How are they going to, or how should they?
I'll try answering the former with the incomplete amount of info we have. Brand saturation. I think that the NX will be fine hardware wise, but I think what Nintendo is truly ramping up to do is make their brand relevant and mainstream again. Not Mario. Not Pokemon. Nintendo.
They are going to start with the mobile games and the most important bit, which is the new membership program. They are going to use both in tandem with one another to rapidly spread brand awareness and get as many people signed up as possible to the program through the initial game.
I think they'll announce more media partnerships down the road, including a television show/feature film. Those will also try and connect people to the new membership program. By this time next year, the momentum will already have shifted in Nintendo's favor as most of these announcements will be made including the NX and Nintendo's mobile games successful.
The NX will be advertised heavily in tandem with the new membership program, the one of which tens of millions of people will be apart of. The mobile game will be a fad, definitely, but a much more organized and controlled fad than what the Wii was, and with longer legs.
Once people are acclimated to the new Nintendo ecosystem, they will be introduced to the NX. Just by pure brand exposure, it will launch successfully. That's never been the issue. The longevity will come from how good the tech is, which is up in the air, how good the UI experience is, which I think will be Nintendo's best work yet and something honestly revolutionary for the industry, and how integrated it is to the membership program, which is obviously the primary point of it.
And obviously the games.
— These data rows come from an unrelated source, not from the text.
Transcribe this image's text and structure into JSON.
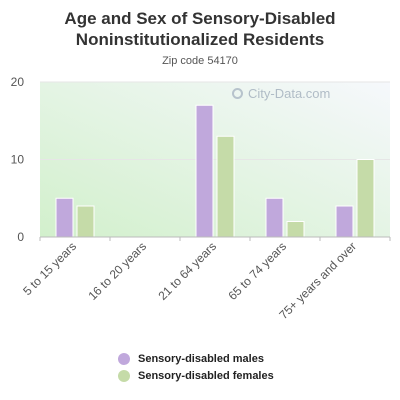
{
  "chart_data": {
    "type": "bar",
    "title": "Age and Sex of Sensory-Disabled Noninstitutionalized Residents",
    "subtitle": "Zip code 54170",
    "categories": [
      "5 to 15 years",
      "16 to 20 years",
      "21 to 64 years",
      "65 to 74 years",
      "75+ years and over"
    ],
    "series": [
      {
        "name": "Sensory-disabled males",
        "values": [
          5,
          0,
          17,
          5,
          4
        ],
        "color": "#c0a8dc"
      },
      {
        "name": "Sensory-disabled females",
        "values": [
          4,
          0,
          13,
          2,
          10
        ],
        "color": "#c5dba8"
      }
    ],
    "ylim": [
      0,
      20
    ],
    "yticks": [
      0,
      10,
      20
    ],
    "grid": true,
    "legend": "bottom"
  },
  "watermark": {
    "text": "City-Data.com",
    "icon": "search-icon"
  }
}
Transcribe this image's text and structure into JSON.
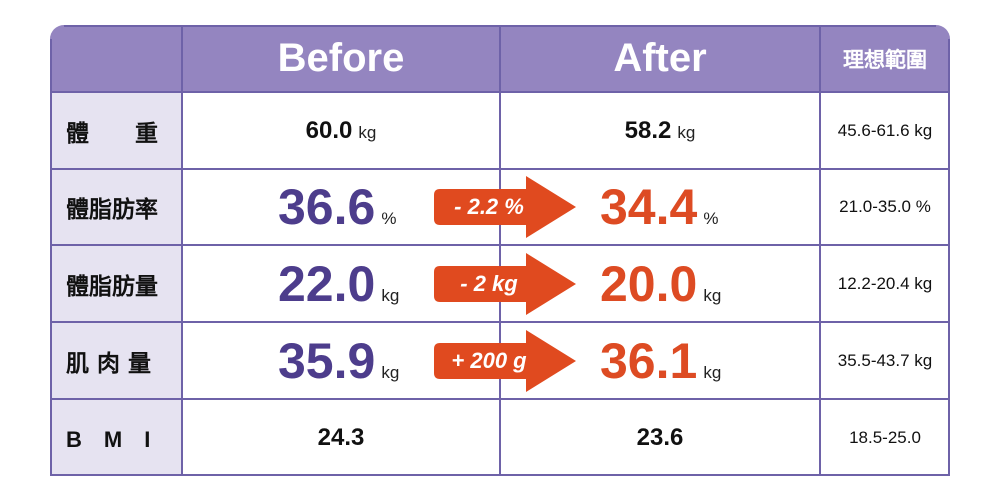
{
  "header": {
    "before": "Before",
    "after": "After",
    "ideal": "理想範圍"
  },
  "rows": [
    {
      "label": "體　　重",
      "before": "60.0",
      "before_unit": "kg",
      "after": "58.2",
      "after_unit": "kg",
      "change": "",
      "ideal": "45.6-61.6 kg"
    },
    {
      "label": "體脂肪率",
      "before": "36.6",
      "before_unit": "%",
      "after": "34.4",
      "after_unit": "%",
      "change": "- 2.2 %",
      "ideal": "21.0-35.0 %"
    },
    {
      "label": "體脂肪量",
      "before": "22.0",
      "before_unit": "kg",
      "after": "20.0",
      "after_unit": "kg",
      "change": "- 2 kg",
      "ideal": "12.2-20.4 kg"
    },
    {
      "label": "肌 肉 量",
      "before": "35.9",
      "before_unit": "kg",
      "after": "36.1",
      "after_unit": "kg",
      "change": "+ 200 g",
      "ideal": "35.5-43.7 kg"
    },
    {
      "label": "B　M　I",
      "before": "24.3",
      "before_unit": "",
      "after": "23.6",
      "after_unit": "",
      "change": "",
      "ideal": "18.5-25.0"
    }
  ],
  "colors": {
    "header_bg": "#9485c0",
    "label_bg": "#e6e3f1",
    "before_text": "#4d3d8c",
    "after_text": "#dd4b23",
    "arrow": "#e04a1f",
    "grid": "#6e62a8"
  }
}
But I really think the most important thing to the NX's success will be it's firmware. The NX will live or die by how well it connects, from launch, to everything. At launch, it needs to have seamless and innovative connections to mobile through the membership program. At launch, it needs to have perfect integration between the NX and NXDS, even if that means delaying one of them behind the scenes.
People don't want to hear it, or at least they like to underplay it, but that dichotomy between playing all your console games on the go and then seamlessly at home is what will send NXs flying off shelves, but it has to be perfect at launch. If someone wants to just own the NXDS and that's it, 95% of those games all need to be playable there without a hitch. If someone owns both, they need to be able to seamlessly interchange between both.
If I start Zelda U on my NX at home, I need to be able to save, shut it off, take my NX on the train, and continue playing without even thinking about it. If it's not that seamless, at launch, the NX fail.
That means that the NX needs to have perfect cloud support so that cross saves are effortless, the NXDS needs to have a taxed data plan that is "free" to the consumer, the membership program integration needs to be perfect between both devices, and cross-buy needs to be implemented without a hitch. And much more. If it isn't perfect, it will fail. If it is perfect, it will be revolutionary.